NABIRE – nabiremuslim.com – Proses pemantauan hilal atau Rukyatul Hilal yang digelar oleh Kantor Kementerian Agama (Kemenag) Kabupaten Nabire di Pantai Menase Kalibobo pada Selasa sore (17/02/2026) telah selesai dilaksanakan. Namun, faktor cuaca di wilayah Nabire menjadi kendala utama dalam pengamatan visual kali ini.
Berdasarkan laporan di lapangan, tim gabungan yang terdiri dari Kemenag, MUI, BMKG, Pengadilan Agama, serta perwakilan Ormas Islam Nabire tidak berhasil melihat hilal secara langsung. Hal ini disebabkan oleh kondisi langit yang tertutup awan mendung tebal di ufuk barat saat matahari terbenam.
Keputusan Resmi Pemerintah
Meskipun pengamatan di titik Pantai Menase tidak mendapatkan hasil visual akibat cuaca, penetapan awal puasa tetap merujuk pada hasil Sidang Isbat Kementerian Agama RI di tingkat pusat.
Sesuai dengan himbauan dan ketetapan dari Pemerintah Pusat melalui Kementerian Agama RI, maka 1 Ramadhan 1447 H secara resmi ditetapkan jatuh pada hari Kamis, 19 Februari 2026.
Sinergi dan Kedisiplinan Ibadah
Ketua MUI Kabupaten Nabire beserta jajaran instansi terkait menghimbau seluruh umat Muslim di wilayah Nabire untuk mengawali ibadah puasa dengan penuh kekhusyukan dan menjaga persatuan.
"Walaupun di Nabire hilal terhalang mendung, kita tetap mengikuti instruksi resmi dari pusat yang telah mengumpulkan data dari berbagai titik di seluruh Indonesia.

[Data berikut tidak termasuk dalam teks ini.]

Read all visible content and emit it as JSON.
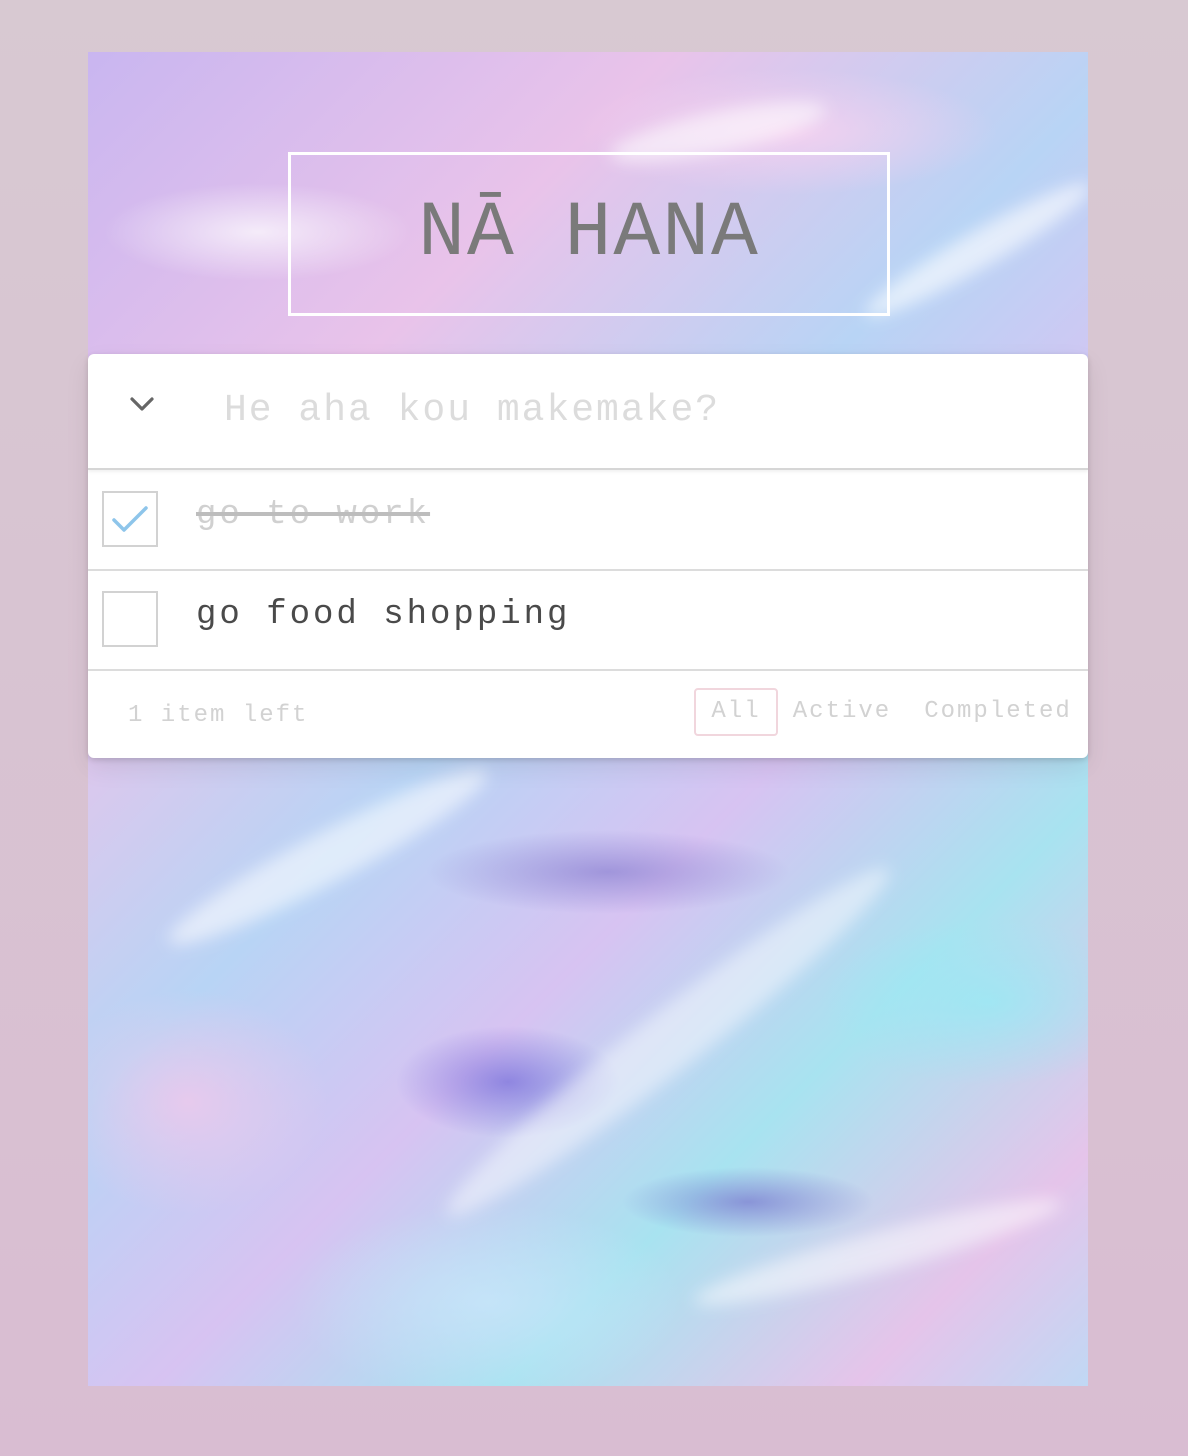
{
  "app": {
    "title": "NĀ HANA"
  },
  "new_todo": {
    "placeholder": "He aha kou makemake?",
    "value": ""
  },
  "todos": [
    {
      "label": "go to work",
      "completed": true
    },
    {
      "label": "go food shopping",
      "completed": false
    }
  ],
  "footer": {
    "count_text": "1 item left",
    "filters": [
      {
        "label": "All",
        "selected": true
      },
      {
        "label": "Active",
        "selected": false
      },
      {
        "label": "Completed",
        "selected": false
      }
    ]
  },
  "icons": {
    "toggle_all": "chevron-down-icon",
    "check": "checkmark-icon"
  },
  "colors": {
    "page_background": "#d9c4d2",
    "check_mark": "#8ec5ea",
    "selected_filter_border": "#f1d6dd",
    "title_text": "#7a7a7a"
  }
}
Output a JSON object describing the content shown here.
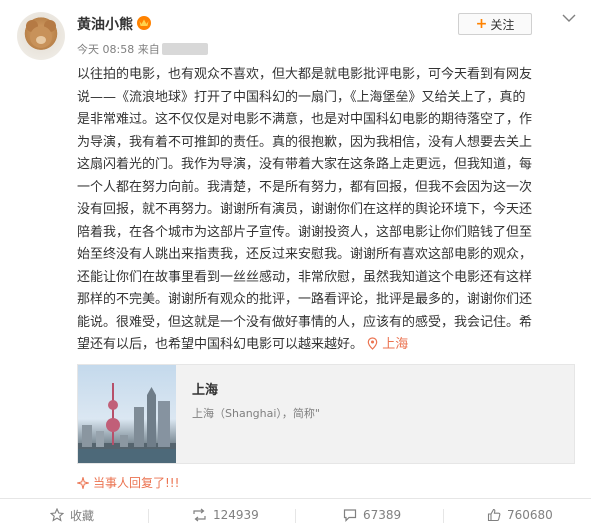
{
  "post": {
    "username": "黄油小熊",
    "time": "今天 08:58 来自",
    "follow_label": "关注",
    "content_lines": [
      "以往拍的电影，也有观众不喜欢，但大都是就电影批评电影，可今天看到有网友",
      "说——《流浪地球》打开了中国科幻的一扇门，《上海堡垒》又给关上了，真的",
      "是非常难过。这不仅仅是对电影不满意，也是对中国科幻电影的期待落空了，作",
      "为导演，我有着不可推卸的责任。真的很抱歉，因为我相信，没有人想要去关上",
      "这扇闪着光的门。我作为导演，没有带着大家在这条路上走更远，但我知道，每",
      "一个人都在努力向前。我清楚，不是所有努力，都有回报，但我不会因为这一次",
      "没有回报，就不再努力。谢谢所有演员，谢谢你们在这样的舆论环境下，今天还",
      "陪着我，在各个城市为这部片子宣传。谢谢投资人，这部电影让你们赔钱了但至",
      "始至终没有人跳出来指责我，还反过来安慰我。谢谢所有喜欢这部电影的观众，",
      "还能让你们在故事里看到一丝丝感动，非常欣慰，虽然我知道这个电影还有这样",
      "那样的不完美。谢谢所有观众的批评，一路看评论，批评是最多的，谢谢你们还",
      "能说。很难受，但这就是一个没有做好事情的人，应该有的感受，我会记住。希"
    ],
    "last_line": "望还有以后，也希望中国科幻电影可以越来越好。",
    "location_tag": "上海"
  },
  "card": {
    "title": "上海",
    "description": "上海（Shanghai），简称\""
  },
  "reply_text": "当事人回复了!!!",
  "actions": {
    "favorite": "收藏",
    "repost": "124939",
    "comment": "67389",
    "like": "760680"
  },
  "colors": {
    "accent": "#ff8200",
    "link": "#eb7350",
    "muted": "#808080"
  },
  "icons": [
    "vip-crown-icon",
    "plus-icon",
    "chevron-down-icon",
    "location-pin-icon",
    "sparkle-icon",
    "star-icon",
    "repost-icon",
    "comment-icon",
    "thumbs-up-icon"
  ]
}
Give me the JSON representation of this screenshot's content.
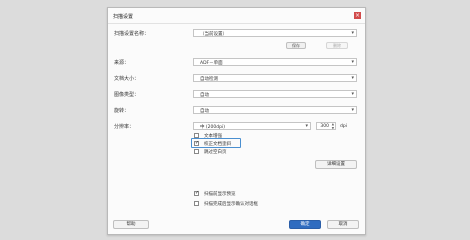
{
  "dialog": {
    "title": "扫描设置",
    "close_glyph": "×"
  },
  "form": {
    "preset_label": "扫描设置名称：",
    "preset_value": "（当前设置）",
    "save_button": "保存",
    "delete_button": "删除",
    "source_label": "来源：",
    "source_value": "ADF－单面",
    "size_label": "文档大小：",
    "size_value": "自动检测",
    "type_label": "图像类型：",
    "type_value": "自动",
    "rotate_label": "旋转：",
    "rotate_value": "自动",
    "resolution_label": "分辨率：",
    "resolution_value": "中 (200dpi)",
    "dpi_value": "300",
    "dpi_unit": "dpi",
    "checks": [
      {
        "label": "文本增强",
        "checked": false
      },
      {
        "label": "校正文档歪斜",
        "checked": true
      },
      {
        "label": "跳过空白页",
        "checked": false
      }
    ],
    "detail_button": "详细设置",
    "bottom_checks": [
      {
        "label": "扫描前显示预览",
        "checked": true
      },
      {
        "label": "扫描完成后显示确认对话框",
        "checked": false
      }
    ]
  },
  "footer": {
    "help_button": "帮助",
    "ok_button": "确定",
    "cancel_button": "取消"
  },
  "colors": {
    "accent": "#2f6cc0",
    "close": "#d24b4b"
  }
}
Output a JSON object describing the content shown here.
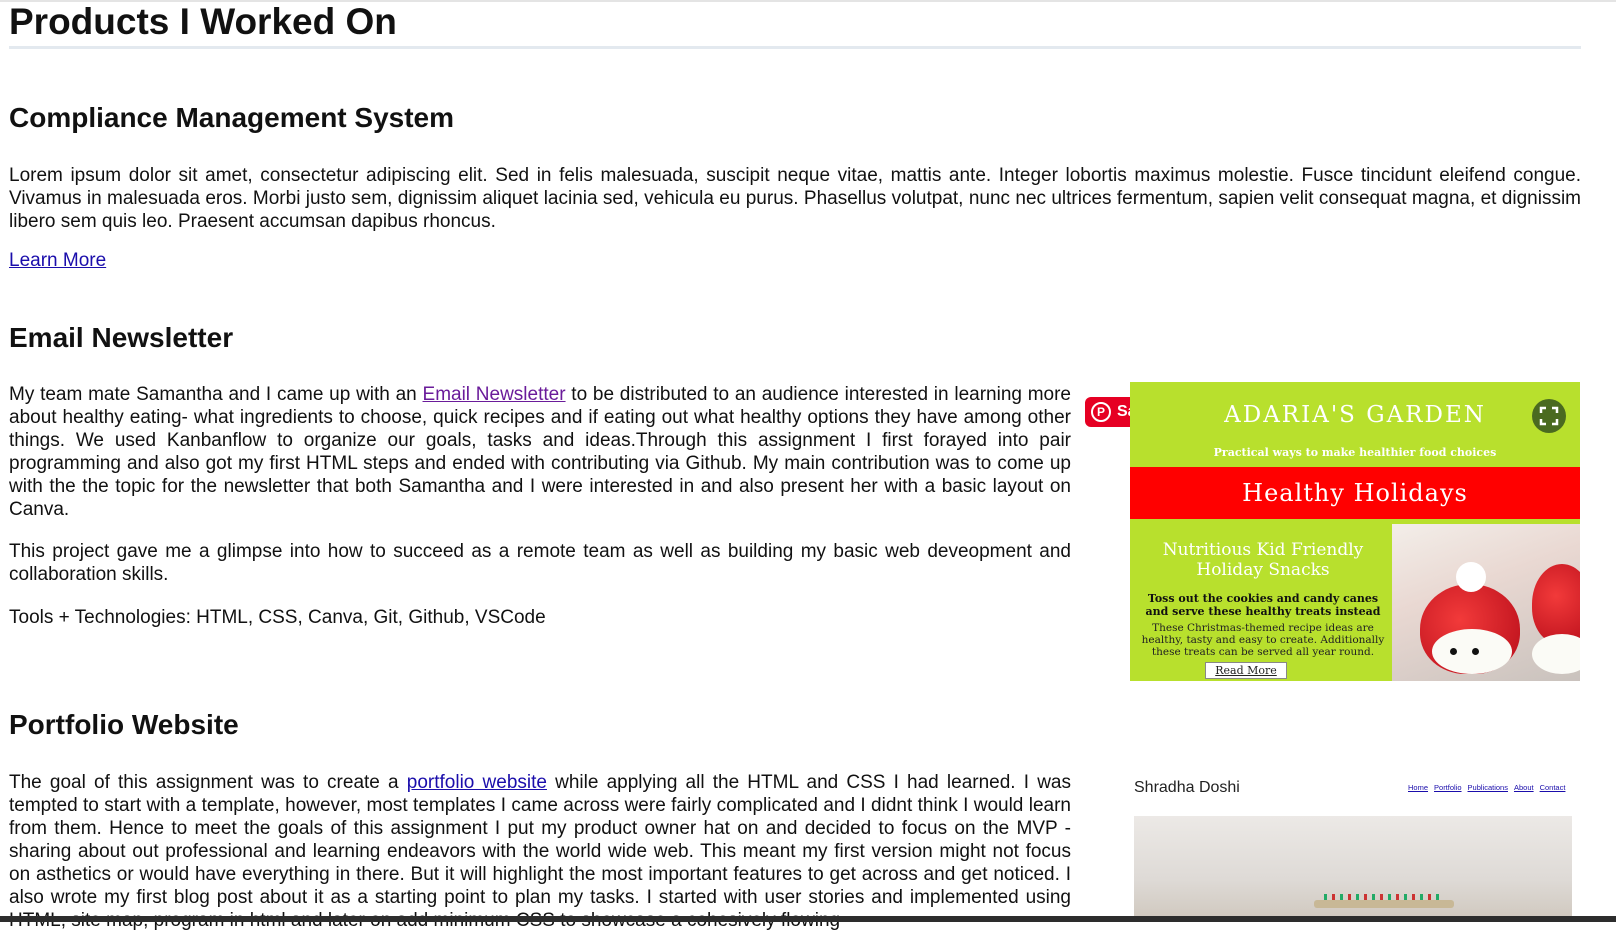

Mari kita jadikan momentum ini untuk mempererat ukhuwah Islamiyah," ujar perwakilan panitia di lokasi.
Persiapan Ibadah Ramadhan
Dengan ditetapkannya awal Ramadhan pada tanggal 19 Februari, maka umat Muslim di Nabire dapat mulai melaksanakan ibadah Shalat Tarawih berjamaah di masjid-masjid terdekat mulai Rabu malam ini.